Roles of Solvent Accessibility and Gene Expression in Modeling Protein Sequence Evolution

Article English OPEN
Wang, Kuangyu ; Yu, Shuhui ; Ji, Xiang ; Lakner, Clemens ; Griffing, Alexander ; Thorne, Jeffrey L (2015)
  • Publisher: Libertas Academica
  • Journal: Evolutionary Bioinformatics Online, volume 11, pages 85-96 (issn: 1176-9343, eissn: 1176-9343)
  • Related identifiers: doi: 10.4137/EBO.S22911, pmc: PMC4415675
  • Subject: protein structure | protein evolution | scaled selection coefficient | solvent accessibility | Original Research | Biology (General) | gene expression | codon usage | QH301-705.5

Models of protein evolution tend to ignore functional constraints, although structural constraints are sometimes incorporated. Here we propose a probabilistic framework for codon substitution that evaluates joint effects of relative solvent accessibility (RSA), a structural constraint; and gene expression, a functional constraint.
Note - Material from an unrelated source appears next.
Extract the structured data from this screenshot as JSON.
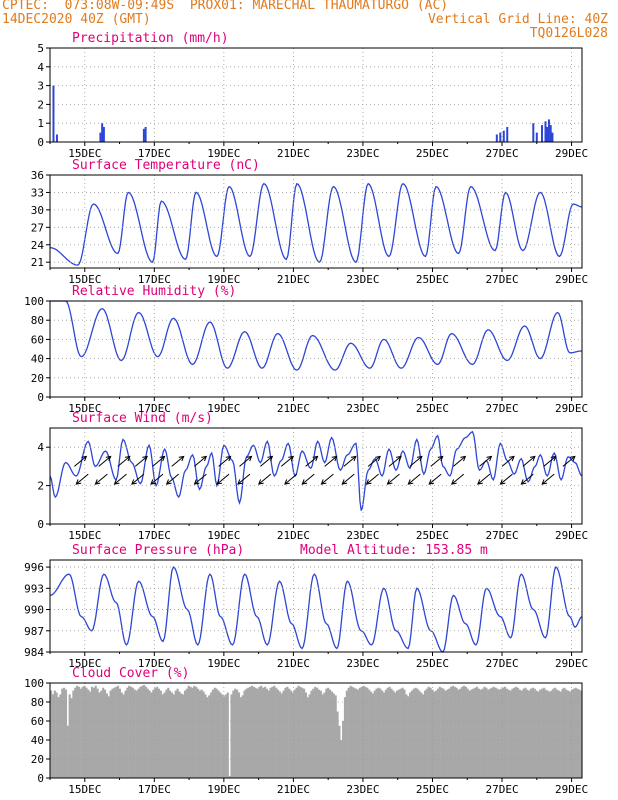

First, we explore the relationship between RSA and codon usage at the genomic scale as well as at the individual gene scale. Motivated by these results, we construct our framework by determining how probable is an amino acid, given RSA and gene expression, and then evaluating the relative probability of observing a codon compared to other synonymous codons. We come to the biologically plausible conclusion that both RSA and gene expression are related to amino acid frequencies, but, among synonymous codons, the relative probability of a particular codon is more closely related to gene expression than RSA. To illustrate the potential applications of our framework, we propose a new codon substitution model. Using this model, we obtain estimates of 2N s, the product of effective population size N, and relative fitness difference of allele s. For a training data set consisting of human proteins with known structures and expression data, 2N s is estimated separately for synonymous and nonsynonymous substitutions in each protein. We then contrast the patterns of synonymous and nonsynonymous 2N s estimates across proteins while also taking gene expression levels of the proteins into account. We conclude that our 2N s estimates are too concentrated around 0, and we discuss potential explanations for this lack of variability.